Dündar, sosyal medya hesabından yaptığı değerlendirmeyi şöyle sürdürdü:
"Bu ABD de uygulanan şova dayalı bir format! Bize uygun değil. Format seyirciye beklenen heyecanı vermedi.
"İmamoğlu, enerjisi, yoksullukla mücadele vaadleri,´Neden başkan olmalıyım´ sorusuna verdiği cevapla göz doldurdu. Yıldırım şapkadan beklenen tavşanı çıkaramadı! İmamoğlu anketlere göre ?Büyük Buluşma´ya önde gelmişti, öyle bitirdi.
"Bu tartışma, İmamoğlu´nun da, Yıldırım´ın da önceden konsolide ettiği seçmeni etkilemez. Son haftaya bu şekilde girilir.
"Küçükkaya tarafsızdı."
"AA´nın halkın vergileriyle İmamoğlu´na defans yapması normal mi?"
Hukukçu Gönenç Gürkaynak, "Binali Yıldırım gergin ve gerginliğini çok belli ediyor. Ekrem İmamoğlu, "her şey çok güzel olacak" yerine geçmişe dönüp fazla tekrara giriyor. İsmail Küçükkaya iyi yönetiyor. Artık Binali Yıldırım´ın tartışmayı isterken özel planı olduğunu değil bir deneme yaptığını düşünüyorum" dedi.
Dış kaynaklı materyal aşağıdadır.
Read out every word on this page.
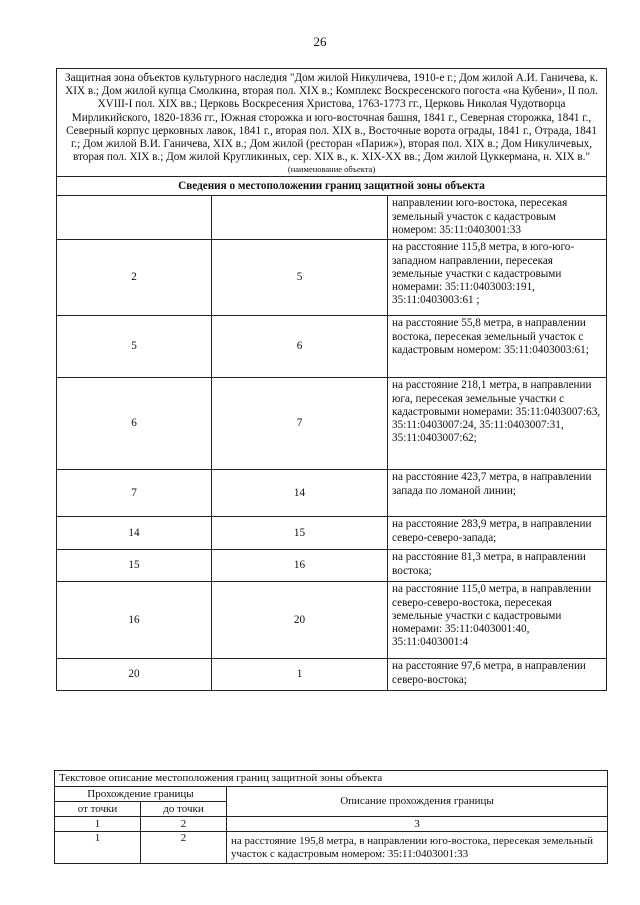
26
Защитная зона объектов культурного наследия "Дом жилой Никуличева, 1910-е г.; Дом жилой А.И. Ганичева, к. XIX в.; Дом жилой купца Смолкина, вторая пол. XIX в.; Комплекс Воскресенского погоста «на Кубени», II пол. XVIII-I пол. XIX вв.; Церковь Воскресения Христова, 1763-1773 гг., Церковь Николая Чудотворца Мирликийского, 1820-1836 гг., Южная сторожка и юго-восточная башня, 1841 г., Северная сторожка, 1841 г., Северный корпус церковных лавок, 1841 г., вторая пол. XIX в., Восточные ворота ограды, 1841 г., Отрада, 1841 г.; Дом жилой В.И. Ганичева, XIX в.; Дом жилой (ресторан «Париж»), вторая пол. XIX в.; Дом Никуличевых, вторая пол. XIX в.; Дом жилой Кругликиных, сер. XIX в., к. XIX-XX вв.; Дом жилой Цуккермана, н. XIX в."
(наименование объекта)		

Сведения о местоположении границ защитной зоны объекта		
		направлении юго-востока, пересекая земельный участок с кадастровым номером: 35:11:0403001:33
2	5	на расстояние 115,8 метра, в юго-юго-западном направлении, пересекая земельные участки с кадастровыми номерами: 35:11:0403003:191, 35:11:0403003:61 ;
5	6	на расстояние 55,8 метра, в направлении востока, пересекая земельный участок с кадастровым номером: 35:11:0403003:61;
6	7	на расстояние 218,1 метра, в направлении юга, пересекая земельные участки с кадастровыми номерами: 35:11:0403007:63, 35:11:0403007:24, 35:11:0403007:31, 35:11:0403007:62;
7	14	на расстояние 423,7 метра, в направлении запада по ломаной линии;
14	15	на расстояние 283,9 метра, в направлении северо-северо-запада;
15	16	на расстояние 81,3 метра, в направлении востока;
16	20	на расстояние 115,0 метра, в направлении северо-северо-востока, пересекая земельные участки с кадастровыми номерами: 35:11:0403001:40, 35:11:0403001:4
20	1	на расстояние 97,6 метра, в направлении северо-востока;
Текстовое описание местоположения границ защитной зоны объекта		
Прохождение границы		Описание прохождения границы
от точки	до точки	
1	2	3
1	2	на расстояние 195,8 метра, в направлении юго-востока, пересекая земельный участок с кадастровым номером: 35:11:0403001:33
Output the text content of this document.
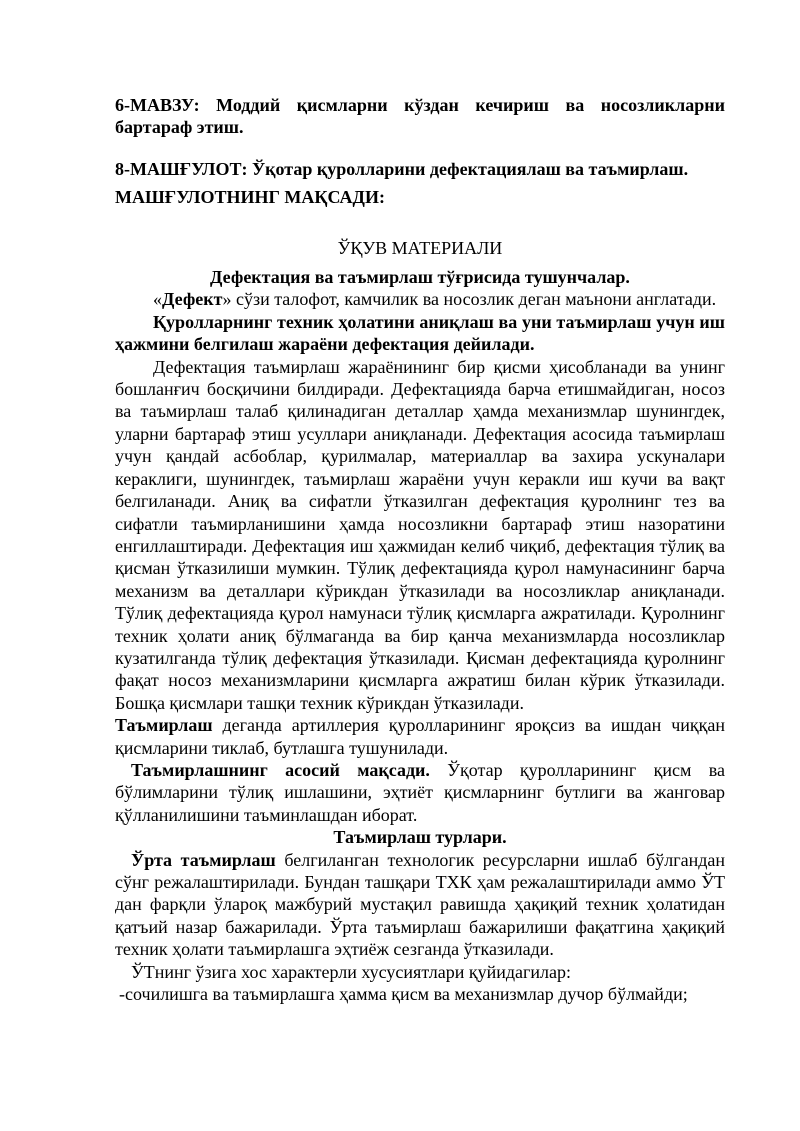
6-МАВЗУ: Моддий қисмларни кўздан кечириш ва носозликларни бартараф этиш.

8-МАШҒУЛОТ: Ўқотар қуролларини дефектациялаш ва таъмирлаш.

МАШҒУЛОТНИНГ МАҚСАДИ:

ЎҚУВ МАТЕРИАЛИ

Дефектация ва таъмирлаш тўғрисида тушунчалар.

«Дефект» сўзи талофот, камчилик ва носозлик деган маънони англатади.

Қуролларнинг техник ҳолатини аниқлаш ва уни таъмирлаш учун иш ҳажмини белгилаш жараёни дефектация дейилади.

Дефектация таъмирлаш жараёнининг бир қисми ҳисобланади ва унинг бошланғич босқичини билдиради. Дефектацияда барча етишмайдиган, носоз ва таъмирлаш талаб қилинадиган деталлар ҳамда механизмлар шунингдек, уларни бартараф этиш усуллари аниқланади. Дефектация асосида таъмирлаш учун қандай асбоблар, қурилмалар, материаллар ва захира ускуналари кераклиги, шунингдек, таъмирлаш жараёни учун керакли иш кучи ва вақт белгиланади. Аниқ ва сифатли ўтказилган дефектация қуролнинг тез ва сифатли таъмирланишини ҳамда носозликни бартараф этиш назоратини енгиллаштиради. Дефектация иш ҳажмидан келиб чиқиб, дефектация тўлиқ ва қисман ўтказилиши мумкин. Тўлиқ дефектацияда қурол намунасининг барча механизм ва деталлари кўрикдан ўтказилади ва носозликлар аниқланади. Тўлиқ дефектацияда қурол намунаси тўлиқ қисмларга ажратилади. Қуролнинг техник ҳолати аниқ бўлмаганда ва бир қанча механизмларда носозликлар кузатилганда тўлиқ дефектация ўтказилади. Қисман дефектацияда қуролнинг фақат носоз механизмларини қисмларга ажратиш билан кўрик ўтказилади. Бошқа қисмлари ташқи техник кўрикдан ўтказилади.

Таъмирлаш деганда артиллерия қуролларининг яроқсиз ва ишдан чиққан қисмларини тиклаб, бутлашга тушунилади.

Таъмирлашнинг асосий мақсади. Ўқотар қуролларининг қисм ва бўлимларини тўлиқ ишлашини, эҳтиёт қисмларнинг бутлиги ва жанговар қўлланилишини таъминлашдан иборат.

Таъмирлаш турлари.

Ўрта таъмирлаш белгиланган технологик ресурсларни ишлаб бўлгандан сўнг режалаштирилади. Бундан ташқари ТХК ҳам режалаштирилади аммо ЎТ дан фарқли ўлароқ мажбурий мустақил равишда ҳақиқий техник ҳолатидан қатъий назар бажарилади. Ўрта таъмирлаш бажарилиши фақатгина ҳақиқий техник ҳолати таъмирлашга эҳтиёж сезганда ўтказилади.

ЎТнинг ўзига хос характерли хусусиятлари қуйидагилар:

-сочилишга ва таъмирлашга ҳамма қисм ва механизмлар дучор бўлмайди;
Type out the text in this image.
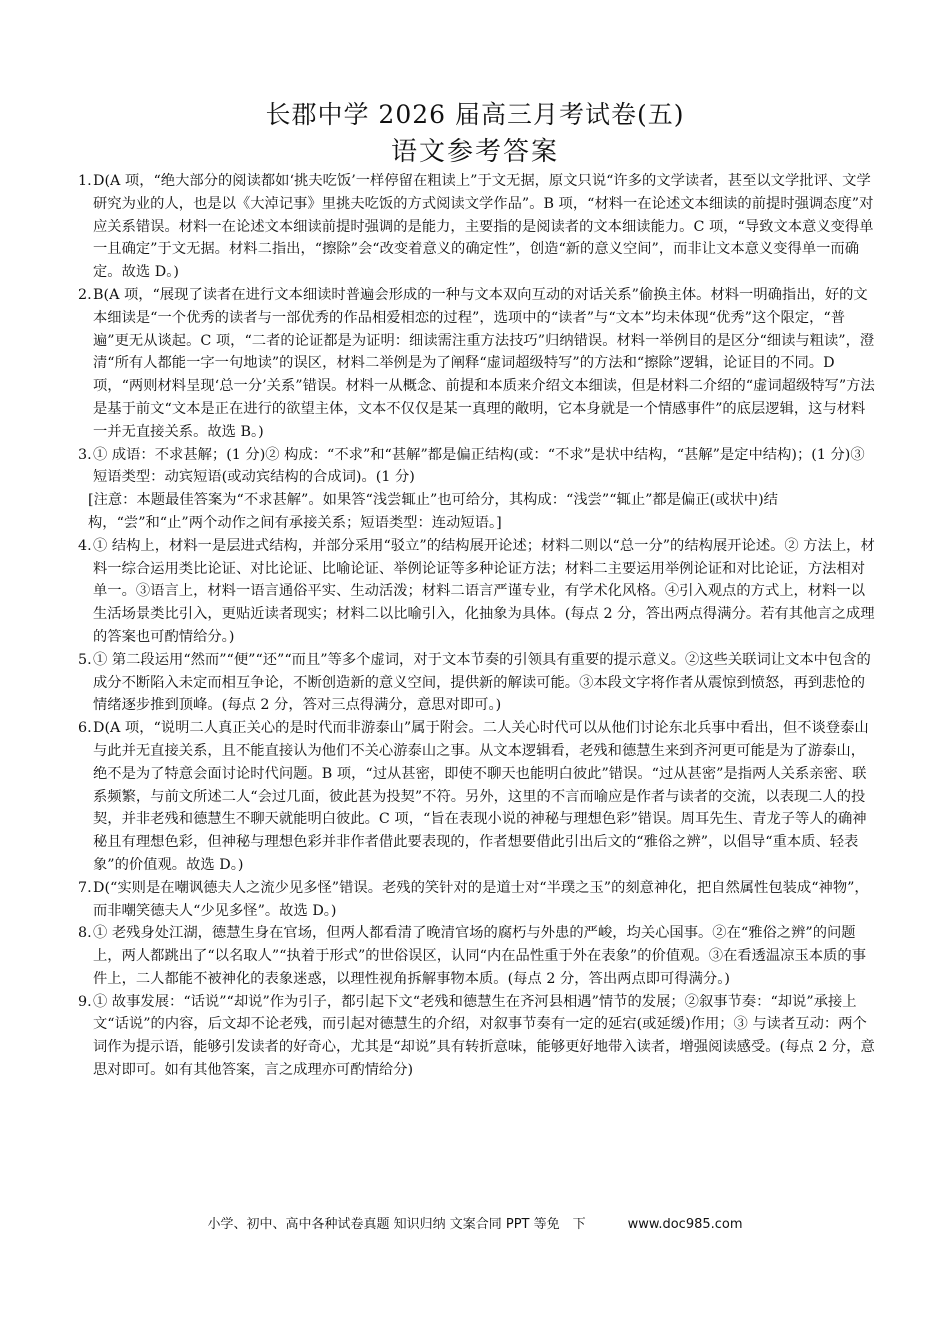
长郡中学 2026 届高三月考试卷(五)
语文参考答案
1. D(A 项，“绝大部分的阅读都如‘挑夫吃饭’一样停留在粗读上”于文无据，原文只说“许多的文学读者，甚至以文学批评、文学研究为业的人，也是以《大淖记事》里挑夫吃饭的方式阅读文学作品”。B 项，“材料一在论述文本细读的前提时强调态度”对应关系错误。材料一在论述文本细读前提时强调的是能力，主要指的是阅读者的文本细读能力。C 项，“导致文本意义变得单一且确定”于文无据。材料二指出，“擦除”会“改变着意义的确定性”，创造“新的意义空间”，而非让文本意义变得单一而确定。故选 D。)
2. B(A 项，“展现了读者在进行文本细读时普遍会形成的一种与文本双向互动的对话关系”偷换主体。材料一明确指出，好的文本细读是“一个优秀的读者与一部优秀的作品相爱相恋的过程”，选项中的“读者”与“文本”均未体现“优秀”这个限定，“普遍”更无从谈起。C 项，“二者的论证都是为证明：细读需注重方法技巧”归纳错误。材料一举例目的是区分“细读与粗读”，澄清“所有人都能一字一句地读”的误区，材料二举例是为了阐释“虚词超级特写”的方法和“擦除”逻辑，论证目的不同。D 项，“两则材料呈现‘总一分’关系”错误。材料一从概念、前提和本质来介绍文本细读，但是材料二介绍的“虚词超级特写”方法是基于前文“文本是正在进行的欲望主体，文本不仅仅是某一真理的敞明，它本身就是一个情感事件”的底层逻辑，这与材料一并无直接关系。故选 B。)
3. ① 成语：不求甚解；(1 分)② 构成：“不求”和“甚解”都是偏正结构(或：“不求”是状中结构，“甚解”是定中结构)；(1 分)③ 短语类型：动宾短语(或动宾结构的合成词)。(1 分)
[注意：本题最佳答案为“不求甚解”。如果答“浅尝辄止”也可给分，其构成：“浅尝”“辄止”都是偏正(或状中)结构，“尝”和“止”两个动作之间有承接关系；短语类型：连动短语。]
4. ① 结构上，材料一是层进式结构，并部分采用“驳立”的结构展开论述；材料二则以“总一分”的结构展开论述。② 方法上，材料一综合运用类比论证、对比论证、比喻论证、举例论证等多种论证方法；材料二主要运用举例论证和对比论证，方法相对单一。③语言上，材料一语言通俗平实、生动活泼；材料二语言严谨专业，有学术化风格。④引入观点的方式上，材料一以生活场景类比引入，更贴近读者现实；材料二以比喻引入，化抽象为具体。(每点 2 分，答出两点得满分。若有其他言之成理的答案也可酌情给分。)
5. ① 第二段运用“然而”“便”“还”“而且”等多个虚词，对于文本节奏的引领具有重要的提示意义。②这些关联词让文本中包含的成分不断陷入未定而相互争论，不断创造新的意义空间，提供新的解读可能。③本段文字将作者从震惊到愤怒，再到悲怆的情绪逐步推到顶峰。(每点 2 分，答对三点得满分，意思对即可。)
6. D(A 项，“说明二人真正关心的是时代而非游泰山”属于附会。二人关心时代可以从他们讨论东北兵事中看出，但不谈登泰山与此并无直接关系，且不能直接认为他们不关心游泰山之事。从文本逻辑看，老残和德慧生来到齐河更可能是为了游泰山，绝不是为了特意会面讨论时代问题。B 项，“过从甚密，即使不聊天也能明白彼此”错误。“过从甚密”是指两人关系亲密、联系频繁，与前文所述二人“会过几面，彼此甚为投契”不符。另外，这里的不言而喻应是作者与读者的交流，以表现二人的投契，并非老残和德慧生不聊天就能明白彼此。C 项，“旨在表现小说的神秘与理想色彩”错误。周耳先生、青龙子等人的确神秘且有理想色彩，但神秘与理想色彩并非作者借此要表现的，作者想要借此引出后文的“雅俗之辨”，以倡导“重本质、轻表象”的价值观。故选 D。)
7. D(“实则是在嘲讽德夫人之流少见多怪”错误。老残的笑针对的是道士对“半璞之玉”的刻意神化，把自然属性包装成“神物”，而非嘲笑德夫人“少见多怪”。故选 D。)
8. ① 老残身处江湖，德慧生身在官场，但两人都看清了晚清官场的腐朽与外患的严峻，均关心国事。②在“雅俗之辨”的问题上，两人都跳出了“以名取人”“执着于形式”的世俗误区，认同“内在品性重于外在表象”的价值观。③在看透温凉玉本质的事件上，二人都能不被神化的表象迷惑，以理性视角拆解事物本质。(每点 2 分，答出两点即可得满分。)
9. ① 故事发展：“话说”“却说”作为引子，都引起下文“老残和德慧生在齐河县相遇”情节的发展；②叙事节奏：“却说”承接上文“话说”的内容，后文却不论老残，而引起对德慧生的介绍，对叙事节奏有一定的延宕(或延缓)作用；③ 与读者互动：两个词作为提示语，能够引发读者的好奇心，尤其是“却说”具有转折意味，能够更好地带入读者，增强阅读感受。(每点 2 分，意思对即可。如有其他答案，言之成理亦可酌情给分)
小学、初中、高中各种试卷真题 知识归纳 文案合同 PPT 等免　下	www.doc985.com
Gürkaynak, AA´nın seçim verilerinin akışını kesmesine ilişkin verilen cevaplara yönelik ise, "Seçim gecesi ile ilgili olarak "Anadolu Ajansı´nın yaptığı normal değil" diyen Binali Yıldırım´a, ´peki şu anda Anadolu Ajansı´nın halkın vergileriyle sizin her 4 söylediğinize karşılık Ekrem Imamoğlu´nun 1 söylediğini verecek şekilde defans yapması normal mi?´ diye sormak lazım" açıklamasında bulundu.
"Her iki aday da güzel cevap verdiler"
İyi Parti Grup Başkanvekili Yavuz Ağıralioğlu, Küçükkaya´nın ´Türkiye Cumhuriyeti aşığı Kürt kökenli bir seçmen olarak neden size oy vermeliyim?´ sorusuna adayların verdiği cevapları yorumlarken, "Her iki aday da güzel cevap verdiler. Kürt seçmen, Laz seçmen, Alevi seçmen diye bir ayırım yapmak çok yanlıştır. Seçmen seçmendir. Aidiyetimiz vatanımızadır. Türkiye Cumhuriyeti vatandaşı her insanımız, en güzel şekilde 1. sınıf hizmete muhataptır" dedi.